How to find your art style


Artists obsess over artistic style. We worry we don’t have a style, or we worry that our style isn’t marketable, or sometimes we don’t even like our own style. Style is a nagging itch that we can’t seem to scratch. I see the conversations on social media constantly. Some say it’s great to have a recognizable style, others say it’s great to not have a style and be adaptable.  Artists as a collective seem to agree about one thing though: style comes naturally.

My response to that was why? I’m not disagreeing, but it made me crazy thinking that we all agreed on this conclusion without a logical explanation. How do we blossom into our own unique and identifiable styles? What’s the psychology behind it?

Then I found the book that gave me the answers. The Romantic Manifesto by Ayn Rand. Here’s an excerpt of this amazing book:

“Predominantly (though not exclusively), a man whose normal mental state is a state of full focus, will create and respond to a style of radiant clarity and ruthless precision—a style that projects sharp outlines, cleanliness, purpose, an intransigent commitment to full awareness and clear-cut identity—a level of awareness appropriate to a universe where A is A, where everything is open to man’s consciousness and demands its constant functioning.

A man who is moved by the fog of his feelings and spends most of his time out of focus will create and respond to a style of blurred, “mysterious” murk, where outlines dissolve and entities flow into one another, where words connote anything and denote nothing, where colors float without objects, and objects float without weight—a level of awareness appropriate to a universe where A can be any non-A one chooses, where nothing can be known with certainty and nothing much is demanded of one’s consciousness.”

Our mental state determines our style—it seems so deceptively simple. Why hadn’t I thought of that? It makes perfect sense.

Use me as an example. I’ve always gravitated towards realism. Ever since I started drawing in earnest I have been fixated on rendering to the 100th degree. I draw every last detail and texture on a face while also making it as anatomically accurate as possible.

Realism is precise, purposeful, focused, clear-cut, and functional. It is exactly as it is, governed by the concrete rules of reality, with no room to debate its existence or meaning. That’s a definition of me if I’ve ever seen one. I’m an INTJ, an analytical problem-solver. I prefer logic over emotions. I have a compulsion to understand everything and how it functions. Part of the reason I stuck with art for so long is that I needed to understand how it works… from color theory, to perspective, to lighting, etc. Art is a huge playground of logical & replicable rules, problem-solving, and it’s a never-ending expanse of knowledge. It’s every INTJ’s dream. (Which seems backwards…someone like me surely shouldn’t be in art, right? Art is supposed to be about feelings and abstraction and meaning. At least, that’s what pop culture wants you to believe. But that’s a whole different topic I could go on about.)

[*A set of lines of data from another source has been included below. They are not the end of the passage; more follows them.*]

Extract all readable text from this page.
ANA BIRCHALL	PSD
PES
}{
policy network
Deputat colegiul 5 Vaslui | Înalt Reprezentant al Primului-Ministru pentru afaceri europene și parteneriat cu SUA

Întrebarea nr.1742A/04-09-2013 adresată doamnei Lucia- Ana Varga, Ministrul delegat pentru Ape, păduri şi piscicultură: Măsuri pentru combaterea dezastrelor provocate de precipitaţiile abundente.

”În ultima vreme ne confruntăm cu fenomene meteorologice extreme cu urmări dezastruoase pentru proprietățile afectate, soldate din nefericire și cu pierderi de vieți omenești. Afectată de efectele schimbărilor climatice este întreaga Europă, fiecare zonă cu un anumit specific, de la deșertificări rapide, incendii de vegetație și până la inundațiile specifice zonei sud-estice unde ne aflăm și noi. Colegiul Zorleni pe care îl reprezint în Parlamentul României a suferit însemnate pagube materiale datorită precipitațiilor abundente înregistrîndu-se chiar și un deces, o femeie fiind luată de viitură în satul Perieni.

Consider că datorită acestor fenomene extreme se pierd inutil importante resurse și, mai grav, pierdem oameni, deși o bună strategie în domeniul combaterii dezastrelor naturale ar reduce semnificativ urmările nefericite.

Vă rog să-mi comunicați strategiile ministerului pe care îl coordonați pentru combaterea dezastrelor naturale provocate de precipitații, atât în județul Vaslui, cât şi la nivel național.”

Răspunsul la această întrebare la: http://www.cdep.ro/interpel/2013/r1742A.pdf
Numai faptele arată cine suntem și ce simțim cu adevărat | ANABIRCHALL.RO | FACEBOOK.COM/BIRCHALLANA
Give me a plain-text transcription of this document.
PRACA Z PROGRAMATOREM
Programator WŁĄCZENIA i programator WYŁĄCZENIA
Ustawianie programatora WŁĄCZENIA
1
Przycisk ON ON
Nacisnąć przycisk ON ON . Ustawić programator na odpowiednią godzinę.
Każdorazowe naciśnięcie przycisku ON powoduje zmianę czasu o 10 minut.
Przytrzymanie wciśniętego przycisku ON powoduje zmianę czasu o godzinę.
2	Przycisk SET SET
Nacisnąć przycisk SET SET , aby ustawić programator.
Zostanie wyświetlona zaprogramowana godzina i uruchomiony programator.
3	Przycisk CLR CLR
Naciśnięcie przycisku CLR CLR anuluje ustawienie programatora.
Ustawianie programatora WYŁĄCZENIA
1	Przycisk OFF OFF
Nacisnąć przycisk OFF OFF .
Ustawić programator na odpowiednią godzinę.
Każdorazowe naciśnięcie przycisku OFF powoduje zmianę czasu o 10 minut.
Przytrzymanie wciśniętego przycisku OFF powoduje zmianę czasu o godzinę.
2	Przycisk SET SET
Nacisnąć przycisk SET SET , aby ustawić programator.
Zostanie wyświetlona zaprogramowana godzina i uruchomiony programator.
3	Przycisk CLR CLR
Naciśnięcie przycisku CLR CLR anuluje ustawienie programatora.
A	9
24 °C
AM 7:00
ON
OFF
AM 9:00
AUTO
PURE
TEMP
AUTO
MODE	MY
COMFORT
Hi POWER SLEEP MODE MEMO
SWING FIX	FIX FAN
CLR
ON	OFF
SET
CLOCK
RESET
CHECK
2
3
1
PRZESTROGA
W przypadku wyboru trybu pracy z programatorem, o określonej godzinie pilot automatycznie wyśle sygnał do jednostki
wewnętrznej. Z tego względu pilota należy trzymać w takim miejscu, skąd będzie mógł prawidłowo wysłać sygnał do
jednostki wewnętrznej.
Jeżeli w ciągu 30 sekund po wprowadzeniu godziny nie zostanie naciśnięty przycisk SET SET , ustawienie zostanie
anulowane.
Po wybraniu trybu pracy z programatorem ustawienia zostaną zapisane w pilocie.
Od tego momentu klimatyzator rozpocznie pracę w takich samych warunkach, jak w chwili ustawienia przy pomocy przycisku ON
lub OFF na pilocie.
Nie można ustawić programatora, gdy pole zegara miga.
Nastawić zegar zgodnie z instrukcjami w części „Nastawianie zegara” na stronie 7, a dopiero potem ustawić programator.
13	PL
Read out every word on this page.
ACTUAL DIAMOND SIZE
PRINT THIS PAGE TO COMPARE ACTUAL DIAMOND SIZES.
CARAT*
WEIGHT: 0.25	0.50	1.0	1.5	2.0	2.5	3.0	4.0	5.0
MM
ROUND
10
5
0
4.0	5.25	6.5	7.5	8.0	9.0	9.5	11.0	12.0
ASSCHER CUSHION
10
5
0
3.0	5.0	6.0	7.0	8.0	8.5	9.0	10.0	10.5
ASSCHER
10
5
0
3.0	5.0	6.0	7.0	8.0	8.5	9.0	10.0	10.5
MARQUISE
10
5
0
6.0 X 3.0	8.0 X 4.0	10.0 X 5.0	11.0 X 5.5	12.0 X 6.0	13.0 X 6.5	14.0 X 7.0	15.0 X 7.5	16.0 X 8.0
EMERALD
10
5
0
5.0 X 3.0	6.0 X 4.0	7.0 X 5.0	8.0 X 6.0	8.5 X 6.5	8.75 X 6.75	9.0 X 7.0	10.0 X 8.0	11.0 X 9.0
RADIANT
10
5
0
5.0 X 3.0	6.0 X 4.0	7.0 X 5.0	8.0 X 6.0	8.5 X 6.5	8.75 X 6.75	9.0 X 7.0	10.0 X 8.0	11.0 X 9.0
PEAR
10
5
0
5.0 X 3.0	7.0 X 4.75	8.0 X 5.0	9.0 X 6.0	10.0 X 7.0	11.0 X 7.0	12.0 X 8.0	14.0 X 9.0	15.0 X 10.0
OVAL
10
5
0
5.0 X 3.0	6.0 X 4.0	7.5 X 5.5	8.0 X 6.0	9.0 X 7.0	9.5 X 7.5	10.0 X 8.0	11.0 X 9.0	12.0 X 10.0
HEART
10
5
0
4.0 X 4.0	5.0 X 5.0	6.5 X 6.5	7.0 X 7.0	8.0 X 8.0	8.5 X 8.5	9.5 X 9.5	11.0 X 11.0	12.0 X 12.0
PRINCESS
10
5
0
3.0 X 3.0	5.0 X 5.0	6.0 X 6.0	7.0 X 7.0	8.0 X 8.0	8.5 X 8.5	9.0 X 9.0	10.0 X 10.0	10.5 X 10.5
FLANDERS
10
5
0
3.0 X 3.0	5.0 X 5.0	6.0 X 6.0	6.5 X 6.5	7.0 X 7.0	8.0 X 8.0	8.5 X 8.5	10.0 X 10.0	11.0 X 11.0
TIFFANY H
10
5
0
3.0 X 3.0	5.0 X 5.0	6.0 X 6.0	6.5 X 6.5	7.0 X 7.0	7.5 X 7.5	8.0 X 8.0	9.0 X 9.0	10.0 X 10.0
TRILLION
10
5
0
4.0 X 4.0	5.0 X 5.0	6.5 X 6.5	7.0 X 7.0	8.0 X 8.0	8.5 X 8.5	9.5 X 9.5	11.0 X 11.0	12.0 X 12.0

I subconsciously chose the style of realism because it’s a projection of my own consciousness. I shouldn’t even say “chose" because I didn’t have a choice. Realism is who I am.

So yes, the hive mind was right: style does come naturally. But it’s not something you can change. It’s tied to your metaphysical self. You would need to fundamentally change yourself and your brain functions to change your artistic style (which I’m not even sure is possible?). That may sound defeating, especially if you’re not a fan of your own style. I’ve been guilty of hating my own style in the past. I’ve tried different styles to be more like someone else I admired—but it’s mentally exhausting to put your brain in a place it doesn’t feel at home. I could never hold the facade for long. I always slipped back into my natural preference which is realism.

If you’re worried you don’t have a style: You do. Your current body of work may not reflect it, but where does your brain feel most at home? That’s where your style is.

If you’re worried your style isn’t marketable or enjoyable: You are totally marketable and enjoyable. Believe in yourself because your style is at its very core, well, YOU. You are worthy. The sooner you know that, the sooner everyone else will see it too.

If you don’t like your style: Remember that comparison is the thief of joy. Remember that you are unique. You’ve been shaped by your actions, your choices, your code of values, and your mind. No one else has experienced life in the way that you have, which means only you can produce the art that you make. Your style is irreplaceable, and it would be a huge disservice to the world (and yourself) if we had to go a moment without it.